Nationwide data shows that from 2006 through 2016, inaccurate valuations gave the least expensive homes in New York City an effective property tax rate three times higher than the most expensive homes. In Baltimore it was more than two times higher, while in St. Louis it was almost four times higher, according to a report from Bloomberg.
These inequities are tucked deep inside America’s system for funding its local governments, tilting property taxes in favor of wealthy homeowners even before any exemptions or abatements. And they carry a jarring implication: The residential property tax, which raises more than $500 billion annually to pay for public schools, fire departments, and other local services, is, in effect, racist.

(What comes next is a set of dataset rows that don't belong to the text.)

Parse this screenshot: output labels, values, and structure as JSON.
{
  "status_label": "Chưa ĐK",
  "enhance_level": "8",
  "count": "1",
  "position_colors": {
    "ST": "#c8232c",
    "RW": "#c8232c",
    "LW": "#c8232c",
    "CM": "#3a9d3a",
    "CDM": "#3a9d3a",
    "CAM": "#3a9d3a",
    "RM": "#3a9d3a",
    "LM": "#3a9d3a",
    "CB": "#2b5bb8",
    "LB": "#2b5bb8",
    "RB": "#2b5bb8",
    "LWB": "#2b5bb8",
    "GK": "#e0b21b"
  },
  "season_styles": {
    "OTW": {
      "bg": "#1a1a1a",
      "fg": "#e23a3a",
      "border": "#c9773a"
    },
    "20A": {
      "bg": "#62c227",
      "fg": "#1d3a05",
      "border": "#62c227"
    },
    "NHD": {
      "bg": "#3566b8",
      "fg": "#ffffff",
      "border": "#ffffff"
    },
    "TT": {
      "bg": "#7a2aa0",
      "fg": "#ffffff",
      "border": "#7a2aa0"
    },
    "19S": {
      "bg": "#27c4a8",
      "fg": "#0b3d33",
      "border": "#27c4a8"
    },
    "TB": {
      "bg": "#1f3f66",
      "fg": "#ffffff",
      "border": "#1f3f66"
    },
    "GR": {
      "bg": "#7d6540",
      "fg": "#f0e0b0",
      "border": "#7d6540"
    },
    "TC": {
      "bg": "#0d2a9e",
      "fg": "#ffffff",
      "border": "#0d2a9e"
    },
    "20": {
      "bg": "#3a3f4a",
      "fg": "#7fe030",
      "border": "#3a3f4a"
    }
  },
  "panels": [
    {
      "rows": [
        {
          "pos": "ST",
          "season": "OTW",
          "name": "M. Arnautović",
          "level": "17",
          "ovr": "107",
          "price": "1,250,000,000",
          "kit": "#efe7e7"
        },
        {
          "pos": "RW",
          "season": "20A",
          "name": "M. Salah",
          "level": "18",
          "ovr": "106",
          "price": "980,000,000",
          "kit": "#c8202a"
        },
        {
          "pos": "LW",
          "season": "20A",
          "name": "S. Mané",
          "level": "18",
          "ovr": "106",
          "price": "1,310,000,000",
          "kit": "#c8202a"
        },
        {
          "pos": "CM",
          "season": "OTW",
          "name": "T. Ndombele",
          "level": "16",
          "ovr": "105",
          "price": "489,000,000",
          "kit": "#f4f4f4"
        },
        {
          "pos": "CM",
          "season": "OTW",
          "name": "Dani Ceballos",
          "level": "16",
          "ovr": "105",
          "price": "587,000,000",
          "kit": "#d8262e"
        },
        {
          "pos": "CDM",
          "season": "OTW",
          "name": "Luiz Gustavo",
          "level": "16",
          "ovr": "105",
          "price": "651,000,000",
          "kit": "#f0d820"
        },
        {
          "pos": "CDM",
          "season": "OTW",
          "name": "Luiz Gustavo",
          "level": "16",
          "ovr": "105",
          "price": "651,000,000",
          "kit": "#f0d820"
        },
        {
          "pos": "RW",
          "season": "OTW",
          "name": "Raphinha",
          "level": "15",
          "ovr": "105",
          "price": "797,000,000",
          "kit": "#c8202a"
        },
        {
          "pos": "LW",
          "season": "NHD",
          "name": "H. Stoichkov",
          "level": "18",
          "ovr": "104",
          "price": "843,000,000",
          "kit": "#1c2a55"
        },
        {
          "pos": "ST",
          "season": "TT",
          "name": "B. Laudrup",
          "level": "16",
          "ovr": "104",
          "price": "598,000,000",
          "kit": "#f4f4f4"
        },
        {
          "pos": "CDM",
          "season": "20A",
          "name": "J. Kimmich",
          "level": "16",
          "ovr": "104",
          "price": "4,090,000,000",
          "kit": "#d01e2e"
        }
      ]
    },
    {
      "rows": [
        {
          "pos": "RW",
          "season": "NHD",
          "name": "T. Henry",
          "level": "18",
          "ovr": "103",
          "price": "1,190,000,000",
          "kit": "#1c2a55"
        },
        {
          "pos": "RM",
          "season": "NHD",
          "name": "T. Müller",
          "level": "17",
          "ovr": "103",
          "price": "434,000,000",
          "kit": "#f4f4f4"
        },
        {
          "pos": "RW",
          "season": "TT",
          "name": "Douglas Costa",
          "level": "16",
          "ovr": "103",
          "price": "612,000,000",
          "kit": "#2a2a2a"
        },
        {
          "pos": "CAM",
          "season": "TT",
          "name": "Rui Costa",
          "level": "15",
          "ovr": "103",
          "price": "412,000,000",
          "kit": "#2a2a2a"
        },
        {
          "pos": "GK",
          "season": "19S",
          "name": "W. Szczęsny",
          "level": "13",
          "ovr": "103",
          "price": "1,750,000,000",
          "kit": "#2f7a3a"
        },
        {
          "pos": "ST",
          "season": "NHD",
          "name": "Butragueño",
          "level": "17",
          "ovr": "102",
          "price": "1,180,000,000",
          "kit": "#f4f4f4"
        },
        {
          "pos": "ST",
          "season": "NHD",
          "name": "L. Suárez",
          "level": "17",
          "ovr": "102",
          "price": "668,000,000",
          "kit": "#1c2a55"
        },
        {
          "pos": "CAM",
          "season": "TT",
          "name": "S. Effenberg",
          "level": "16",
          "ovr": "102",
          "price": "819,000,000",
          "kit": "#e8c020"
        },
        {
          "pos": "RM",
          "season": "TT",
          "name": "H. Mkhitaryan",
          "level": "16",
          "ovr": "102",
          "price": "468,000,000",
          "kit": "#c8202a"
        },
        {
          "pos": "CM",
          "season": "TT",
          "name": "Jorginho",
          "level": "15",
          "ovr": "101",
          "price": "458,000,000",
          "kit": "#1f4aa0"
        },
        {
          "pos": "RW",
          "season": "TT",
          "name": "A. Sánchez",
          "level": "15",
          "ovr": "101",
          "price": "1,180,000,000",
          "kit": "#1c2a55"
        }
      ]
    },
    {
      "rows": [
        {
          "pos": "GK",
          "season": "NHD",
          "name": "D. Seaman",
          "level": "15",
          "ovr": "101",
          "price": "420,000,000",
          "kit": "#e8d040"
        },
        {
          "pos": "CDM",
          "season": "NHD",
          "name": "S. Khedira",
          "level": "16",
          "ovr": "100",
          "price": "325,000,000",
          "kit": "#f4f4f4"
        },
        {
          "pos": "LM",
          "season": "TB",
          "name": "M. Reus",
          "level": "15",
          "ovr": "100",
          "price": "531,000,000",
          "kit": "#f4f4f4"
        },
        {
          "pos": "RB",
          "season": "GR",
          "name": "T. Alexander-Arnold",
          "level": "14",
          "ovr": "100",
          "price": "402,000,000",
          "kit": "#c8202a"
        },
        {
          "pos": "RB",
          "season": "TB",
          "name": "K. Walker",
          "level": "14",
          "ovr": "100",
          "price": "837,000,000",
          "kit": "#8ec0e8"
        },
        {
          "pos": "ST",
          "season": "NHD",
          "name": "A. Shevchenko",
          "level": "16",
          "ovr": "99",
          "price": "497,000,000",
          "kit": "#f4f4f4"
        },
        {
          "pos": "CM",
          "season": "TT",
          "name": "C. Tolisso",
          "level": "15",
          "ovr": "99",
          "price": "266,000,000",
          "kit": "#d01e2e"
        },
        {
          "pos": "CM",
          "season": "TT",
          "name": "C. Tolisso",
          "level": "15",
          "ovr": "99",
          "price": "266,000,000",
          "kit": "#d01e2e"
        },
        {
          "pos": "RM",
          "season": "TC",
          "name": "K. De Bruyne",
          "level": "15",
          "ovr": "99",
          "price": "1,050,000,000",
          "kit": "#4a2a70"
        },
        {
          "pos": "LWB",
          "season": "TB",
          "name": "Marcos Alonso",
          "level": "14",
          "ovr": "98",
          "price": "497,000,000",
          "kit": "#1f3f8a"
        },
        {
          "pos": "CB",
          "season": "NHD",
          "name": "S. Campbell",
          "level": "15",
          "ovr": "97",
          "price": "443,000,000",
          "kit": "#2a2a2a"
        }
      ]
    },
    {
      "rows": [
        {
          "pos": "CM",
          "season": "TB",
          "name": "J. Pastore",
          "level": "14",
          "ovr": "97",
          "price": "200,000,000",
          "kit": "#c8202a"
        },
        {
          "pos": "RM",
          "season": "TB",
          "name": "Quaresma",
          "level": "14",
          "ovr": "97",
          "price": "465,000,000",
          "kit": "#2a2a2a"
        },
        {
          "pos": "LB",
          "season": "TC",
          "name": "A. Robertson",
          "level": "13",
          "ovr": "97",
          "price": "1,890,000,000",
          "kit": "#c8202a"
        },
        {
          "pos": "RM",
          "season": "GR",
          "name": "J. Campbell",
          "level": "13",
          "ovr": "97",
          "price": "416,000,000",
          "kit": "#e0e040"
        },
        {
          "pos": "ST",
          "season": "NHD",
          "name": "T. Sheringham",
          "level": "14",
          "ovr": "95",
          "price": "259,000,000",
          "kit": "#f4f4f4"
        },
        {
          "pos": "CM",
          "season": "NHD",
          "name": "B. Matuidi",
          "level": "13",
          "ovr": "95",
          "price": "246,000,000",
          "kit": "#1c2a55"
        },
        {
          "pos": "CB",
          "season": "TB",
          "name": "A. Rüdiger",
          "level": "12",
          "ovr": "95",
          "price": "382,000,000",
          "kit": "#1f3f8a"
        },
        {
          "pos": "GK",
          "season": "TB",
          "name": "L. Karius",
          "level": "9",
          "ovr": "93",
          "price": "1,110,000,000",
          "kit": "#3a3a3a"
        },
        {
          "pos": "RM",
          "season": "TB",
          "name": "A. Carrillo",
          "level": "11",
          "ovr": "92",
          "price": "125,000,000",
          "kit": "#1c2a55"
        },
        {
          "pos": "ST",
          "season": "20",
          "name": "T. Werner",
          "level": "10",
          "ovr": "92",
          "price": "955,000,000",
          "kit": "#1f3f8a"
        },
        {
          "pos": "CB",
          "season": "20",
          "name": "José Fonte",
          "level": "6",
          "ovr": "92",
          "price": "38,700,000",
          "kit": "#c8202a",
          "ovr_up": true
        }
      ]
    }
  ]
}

Since the 1990s New York City has periodically tried to overhaul the property tax system, with fitful and unsatisfactory results. In 2013, a group called Tax Equity Now New York (TENNY) sued the city to force reforms, claiming that the current system favors single-family homes in well-off neighborhoods – as well as co-ops and condos – at the expense of homes in less-affluent areas and rentals.

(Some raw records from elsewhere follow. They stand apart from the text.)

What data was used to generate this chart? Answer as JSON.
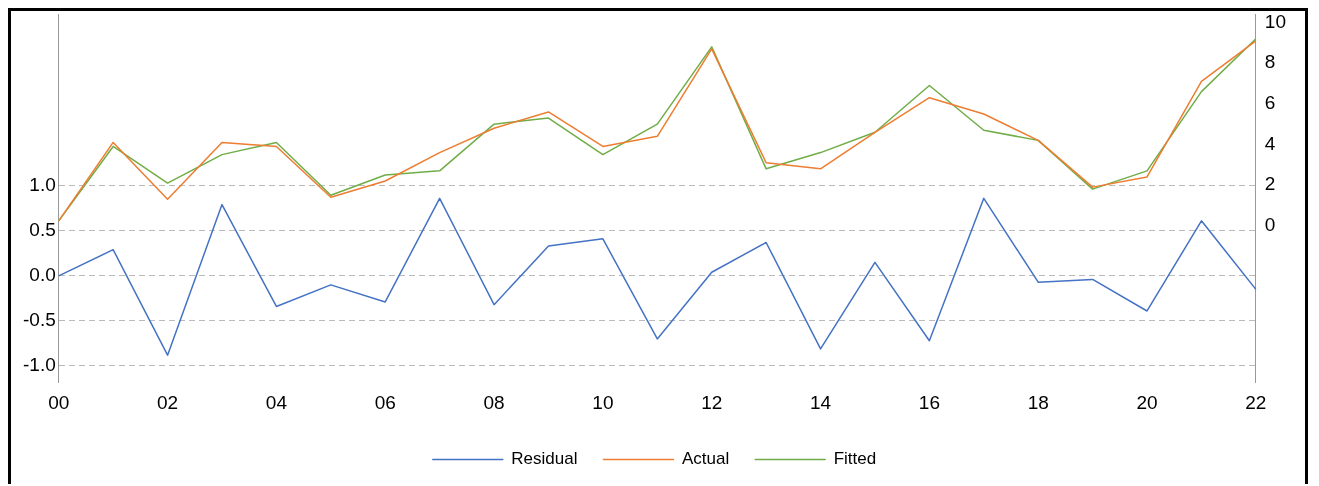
{
  "chart_data": {
    "type": "line",
    "categories": [
      "00",
      null,
      "02",
      null,
      "04",
      null,
      "06",
      null,
      "08",
      null,
      "10",
      null,
      "12",
      null,
      "14",
      null,
      "16",
      null,
      "18",
      null,
      "20",
      null,
      "22"
    ],
    "series": [
      {
        "name": "Residual",
        "color": "#4472c4",
        "values": [
          0.0,
          0.29,
          -0.88,
          0.79,
          -0.34,
          -0.1,
          -0.29,
          0.86,
          -0.32,
          0.33,
          0.41,
          -0.7,
          0.04,
          0.37,
          -0.81,
          0.15,
          -0.72,
          0.86,
          -0.07,
          -0.04,
          -0.39,
          0.61,
          -0.15
        ]
      },
      {
        "name": "Actual",
        "color": "#ed7d31",
        "axis": "y2",
        "values": [
          0.24,
          4.1,
          1.3,
          4.1,
          3.9,
          1.4,
          2.2,
          3.6,
          4.8,
          5.6,
          3.9,
          4.4,
          8.7,
          3.1,
          2.8,
          4.6,
          6.3,
          5.5,
          4.2,
          1.9,
          2.4,
          7.1,
          9.1
        ]
      },
      {
        "name": "Fitted",
        "color": "#70ad47",
        "axis": "y2",
        "values": [
          0.24,
          3.9,
          2.1,
          3.5,
          4.1,
          1.5,
          2.5,
          2.7,
          5.0,
          5.3,
          3.5,
          5.0,
          8.8,
          2.8,
          3.6,
          4.6,
          6.9,
          4.7,
          4.2,
          1.8,
          2.7,
          6.6,
          9.2
        ]
      }
    ],
    "ylim": [
      -1.18,
      2.9
    ],
    "yticks": [
      {
        "value": -1,
        "label": "-1.0"
      },
      {
        "value": -0.5,
        "label": "-0.5"
      },
      {
        "value": 0,
        "label": "0.0"
      },
      {
        "value": 0.5,
        "label": "0.5"
      },
      {
        "value": 1,
        "label": "1.0"
      }
    ],
    "y2lim": [
      -7.7,
      10.4
    ],
    "y2ticks": [
      0,
      2,
      4,
      6,
      8,
      10
    ],
    "grid": "y",
    "legend": "bottom",
    "marker": "none",
    "line_style": "solid"
  }
}
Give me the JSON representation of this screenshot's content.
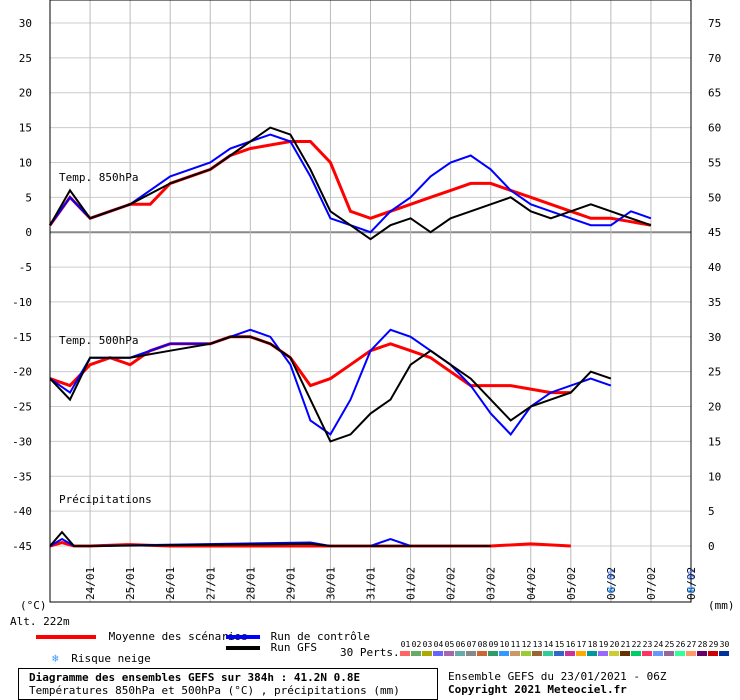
{
  "chart_data": {
    "type": "line",
    "title": "Diagramme des ensembles GEFS sur 384h : 41.2N 0.8E",
    "subtitle": "Températures 850hPa et 500hPa (°C) , précipitations (mm)",
    "altitude_label": "Alt. 222m",
    "left_unit": "(°C)",
    "right_unit": "(mm)",
    "left_ticks": [
      30,
      25,
      20,
      15,
      10,
      5,
      0,
      -5,
      -10,
      -15,
      -20,
      -25,
      -30,
      -35,
      -40,
      -45
    ],
    "right_ticks": [
      75,
      70,
      65,
      60,
      55,
      50,
      45,
      40,
      35,
      30,
      25,
      20,
      15,
      10,
      5,
      0
    ],
    "ylim": [
      -45,
      30
    ],
    "right_ylim": [
      0,
      75
    ],
    "x_labels": [
      "24/01",
      "25/01",
      "26/01",
      "27/01",
      "28/01",
      "29/01",
      "30/01",
      "31/01",
      "01/02",
      "02/02",
      "03/02",
      "04/02",
      "05/02",
      "06/02",
      "07/02",
      "08/02"
    ],
    "panel_labels": {
      "t850": "Temp. 850hPa",
      "t500": "Temp. 500hPa",
      "precip": "Précipitations"
    },
    "snow_risk": [
      {
        "date": "06/02",
        "percent": "6%"
      },
      {
        "date": "08/02",
        "percent": "5%"
      }
    ],
    "series": [
      {
        "name": "Moyenne des scénarios",
        "color": "#ff0000",
        "t850": [
          [
            23.0,
            1
          ],
          [
            23.5,
            5
          ],
          [
            24.0,
            2
          ],
          [
            24.5,
            3
          ],
          [
            25.0,
            4
          ],
          [
            25.5,
            4
          ],
          [
            26.0,
            7
          ],
          [
            26.5,
            8
          ],
          [
            27.0,
            9
          ],
          [
            27.5,
            11
          ],
          [
            28.0,
            12
          ],
          [
            28.5,
            12.5
          ],
          [
            29.0,
            13
          ],
          [
            29.5,
            13
          ],
          [
            30.0,
            10
          ],
          [
            30.5,
            3
          ],
          [
            31.0,
            2
          ],
          [
            31.5,
            3
          ],
          [
            32.0,
            4
          ],
          [
            32.5,
            5
          ],
          [
            33.0,
            6
          ],
          [
            33.5,
            7
          ],
          [
            34.0,
            7
          ],
          [
            34.5,
            6
          ],
          [
            35.0,
            5
          ],
          [
            35.5,
            4
          ],
          [
            36.0,
            3
          ],
          [
            36.5,
            2
          ],
          [
            37.0,
            2
          ],
          [
            37.5,
            1.5
          ],
          [
            38.0,
            1
          ]
        ],
        "t500": [
          [
            23.0,
            -21
          ],
          [
            23.5,
            -22
          ],
          [
            24.0,
            -19
          ],
          [
            24.5,
            -18
          ],
          [
            25.0,
            -19
          ],
          [
            25.5,
            -17
          ],
          [
            26.0,
            -16
          ],
          [
            26.5,
            -16
          ],
          [
            27.0,
            -16
          ],
          [
            27.5,
            -15
          ],
          [
            28.0,
            -15
          ],
          [
            28.5,
            -16
          ],
          [
            29.0,
            -18
          ],
          [
            29.5,
            -22
          ],
          [
            30.0,
            -21
          ],
          [
            30.5,
            -19
          ],
          [
            31.0,
            -17
          ],
          [
            31.5,
            -16
          ],
          [
            32.0,
            -17
          ],
          [
            32.5,
            -18
          ],
          [
            33.0,
            -20
          ],
          [
            33.5,
            -22
          ],
          [
            34.0,
            -22
          ],
          [
            34.5,
            -22
          ],
          [
            35.0,
            -22.5
          ],
          [
            35.5,
            -23
          ],
          [
            36.0,
            -23
          ]
        ],
        "precip": [
          [
            23.0,
            0
          ],
          [
            23.3,
            0.5
          ],
          [
            23.6,
            0
          ],
          [
            24.0,
            0
          ],
          [
            25.0,
            0.2
          ],
          [
            26.0,
            0
          ],
          [
            30.0,
            0
          ],
          [
            32.0,
            0
          ],
          [
            34.0,
            0
          ],
          [
            35.0,
            0.3
          ],
          [
            36.0,
            0
          ]
        ]
      },
      {
        "name": "Run de contrôle",
        "color": "#0000ff",
        "t850": [
          [
            23.0,
            1
          ],
          [
            23.5,
            5
          ],
          [
            24.0,
            2
          ],
          [
            25.0,
            4
          ],
          [
            26.0,
            8
          ],
          [
            27.0,
            10
          ],
          [
            27.5,
            12
          ],
          [
            28.0,
            13
          ],
          [
            28.5,
            14
          ],
          [
            29.0,
            13
          ],
          [
            29.5,
            8
          ],
          [
            30.0,
            2
          ],
          [
            30.5,
            1
          ],
          [
            31.0,
            0
          ],
          [
            31.5,
            3
          ],
          [
            32.0,
            5
          ],
          [
            32.5,
            8
          ],
          [
            33.0,
            10
          ],
          [
            33.5,
            11
          ],
          [
            34.0,
            9
          ],
          [
            34.5,
            6
          ],
          [
            35.0,
            4
          ],
          [
            35.5,
            3
          ],
          [
            36.0,
            2
          ],
          [
            36.5,
            1
          ],
          [
            37.0,
            1
          ],
          [
            37.5,
            3
          ],
          [
            38.0,
            2
          ]
        ],
        "t500": [
          [
            23.0,
            -21
          ],
          [
            23.5,
            -23
          ],
          [
            24.0,
            -18
          ],
          [
            25.0,
            -18
          ],
          [
            26.0,
            -16
          ],
          [
            27.0,
            -16
          ],
          [
            27.5,
            -15
          ],
          [
            28.0,
            -14
          ],
          [
            28.5,
            -15
          ],
          [
            29.0,
            -19
          ],
          [
            29.5,
            -27
          ],
          [
            30.0,
            -29
          ],
          [
            30.5,
            -24
          ],
          [
            31.0,
            -17
          ],
          [
            31.5,
            -14
          ],
          [
            32.0,
            -15
          ],
          [
            32.5,
            -17
          ],
          [
            33.0,
            -19
          ],
          [
            33.5,
            -22
          ],
          [
            34.0,
            -26
          ],
          [
            34.5,
            -29
          ],
          [
            35.0,
            -25
          ],
          [
            35.5,
            -23
          ],
          [
            36.0,
            -22
          ],
          [
            36.5,
            -21
          ],
          [
            37.0,
            -22
          ]
        ],
        "precip": [
          [
            23.0,
            0
          ],
          [
            23.3,
            1
          ],
          [
            23.6,
            0
          ],
          [
            24.0,
            0
          ],
          [
            29.5,
            0.5
          ],
          [
            30.0,
            0
          ],
          [
            31.0,
            0
          ],
          [
            31.5,
            1
          ],
          [
            32.0,
            0
          ],
          [
            34.0,
            0
          ]
        ]
      },
      {
        "name": "Run GFS",
        "color": "#000000",
        "t850": [
          [
            23.0,
            1
          ],
          [
            23.5,
            6
          ],
          [
            24.0,
            2
          ],
          [
            25.0,
            4
          ],
          [
            26.0,
            7
          ],
          [
            27.0,
            9
          ],
          [
            27.5,
            11
          ],
          [
            28.0,
            13
          ],
          [
            28.5,
            15
          ],
          [
            29.0,
            14
          ],
          [
            29.5,
            9
          ],
          [
            30.0,
            3
          ],
          [
            30.5,
            1
          ],
          [
            31.0,
            -1
          ],
          [
            31.5,
            1
          ],
          [
            32.0,
            2
          ],
          [
            32.5,
            0
          ],
          [
            33.0,
            2
          ],
          [
            33.5,
            3
          ],
          [
            34.0,
            4
          ],
          [
            34.5,
            5
          ],
          [
            35.0,
            3
          ],
          [
            35.5,
            2
          ],
          [
            36.0,
            3
          ],
          [
            36.5,
            4
          ],
          [
            37.0,
            3
          ],
          [
            37.5,
            2
          ],
          [
            38.0,
            1
          ]
        ],
        "t500": [
          [
            23.0,
            -21
          ],
          [
            23.5,
            -24
          ],
          [
            24.0,
            -18
          ],
          [
            25.0,
            -18
          ],
          [
            26.0,
            -17
          ],
          [
            27.0,
            -16
          ],
          [
            27.5,
            -15
          ],
          [
            28.0,
            -15
          ],
          [
            28.5,
            -16
          ],
          [
            29.0,
            -18
          ],
          [
            29.5,
            -24
          ],
          [
            30.0,
            -30
          ],
          [
            30.5,
            -29
          ],
          [
            31.0,
            -26
          ],
          [
            31.5,
            -24
          ],
          [
            32.0,
            -19
          ],
          [
            32.5,
            -17
          ],
          [
            33.0,
            -19
          ],
          [
            33.5,
            -21
          ],
          [
            34.0,
            -24
          ],
          [
            34.5,
            -27
          ],
          [
            35.0,
            -25
          ],
          [
            35.5,
            -24
          ],
          [
            36.0,
            -23
          ],
          [
            36.5,
            -20
          ],
          [
            37.0,
            -21
          ]
        ],
        "precip": [
          [
            23.0,
            0
          ],
          [
            23.3,
            2
          ],
          [
            23.6,
            0
          ],
          [
            24.0,
            0
          ],
          [
            29.5,
            0.3
          ],
          [
            30.0,
            0
          ],
          [
            34.0,
            0
          ]
        ]
      }
    ]
  },
  "legend": {
    "mean_label": "Moyenne des scénarios",
    "control_label": "Run de contrôle",
    "gfs_label": "Run GFS",
    "perts_label": "30 Perts.",
    "snow_label": "Risque neige",
    "pert_numbers": [
      "01",
      "02",
      "03",
      "04",
      "05",
      "06",
      "07",
      "08",
      "09",
      "10",
      "11",
      "12",
      "13",
      "14",
      "15",
      "16",
      "17",
      "18",
      "19",
      "20",
      "21",
      "22",
      "23",
      "24",
      "25",
      "26",
      "27",
      "28",
      "29",
      "30"
    ],
    "pert_colors": [
      "#ff6666",
      "#66aa66",
      "#aaaa00",
      "#6666ff",
      "#aa66aa",
      "#66aaaa",
      "#888888",
      "#cc6633",
      "#339966",
      "#3399ff",
      "#cc9966",
      "#99cc33",
      "#996633",
      "#33cc99",
      "#3366cc",
      "#cc3399",
      "#ffaa00",
      "#009999",
      "#9966ff",
      "#cccc33",
      "#663300",
      "#00cc66",
      "#ff3366",
      "#6699ff",
      "#996699",
      "#33ff99",
      "#ff9966",
      "#660066",
      "#cc0000",
      "#003399"
    ]
  },
  "footer": {
    "run_info": "Ensemble GEFS du 23/01/2021 - 06Z",
    "copyright": "Copyright 2021 Meteociel.fr"
  }
}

Some jurisdictions, including New York State, impose caps that limit how much any home’s taxable value can increase in a year, distorting valuations. Studies have shown that the complex cap system in New York has benefited owners of high-priced homes disproportionately. And a high percentage of the owners of those high-priced homes are white.
As the final year of his mayoralty got under way, Mayor Bill de Blasio recently vowed to revive the stalled effort to reform the city’s arcane and inequitable system of levying property taxes. De Blasio claimed the coronavirus pandemic had “derailed” his administration’s reform efforts, the Real Deal reported, but he vowed to get them back on track before he leaves office at the end of this year. “We’ve got to restart this engine,” he said. (Any reforms must be approved by the state Legislature.)

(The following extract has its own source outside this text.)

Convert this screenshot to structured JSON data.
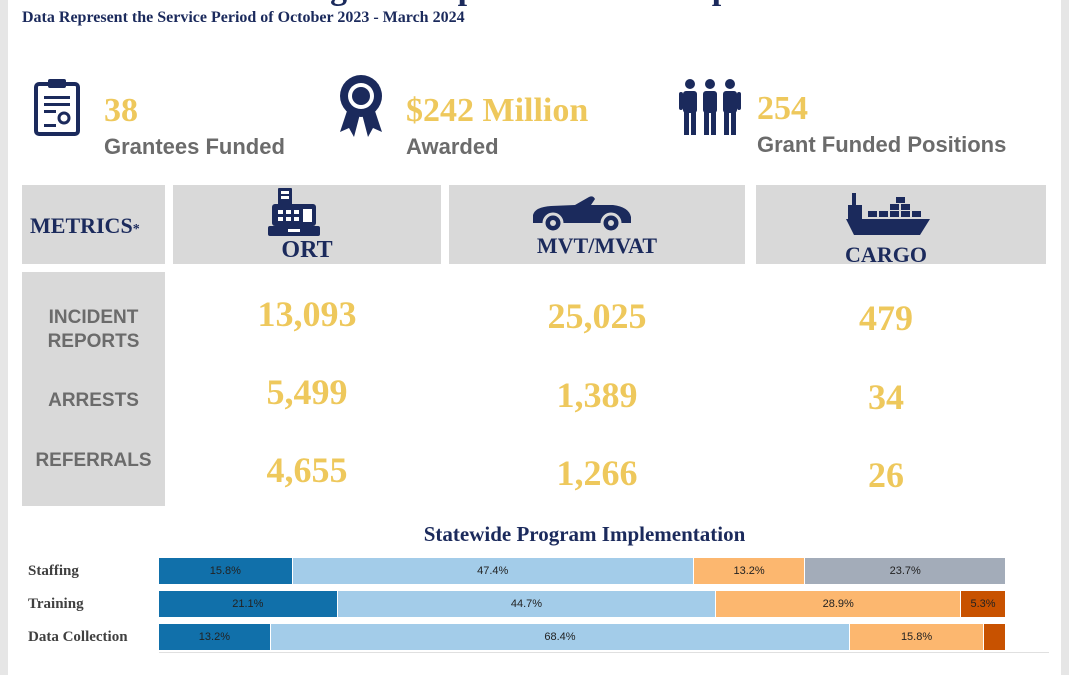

Martha Stark, TENNY’s policy director, isn’t buying the pandemic excuse. “Blaming his inaction on the pandemic shows the mayor’s lack of leadership, courage, and commitment to doing what he could to make New York City’s property tax less of a tale of two cities,” she said. “He had six years to make the property tax system fairer for those who were also hardest hit by the pandemic: Black and brown people, the working class, small businesses, and renters.”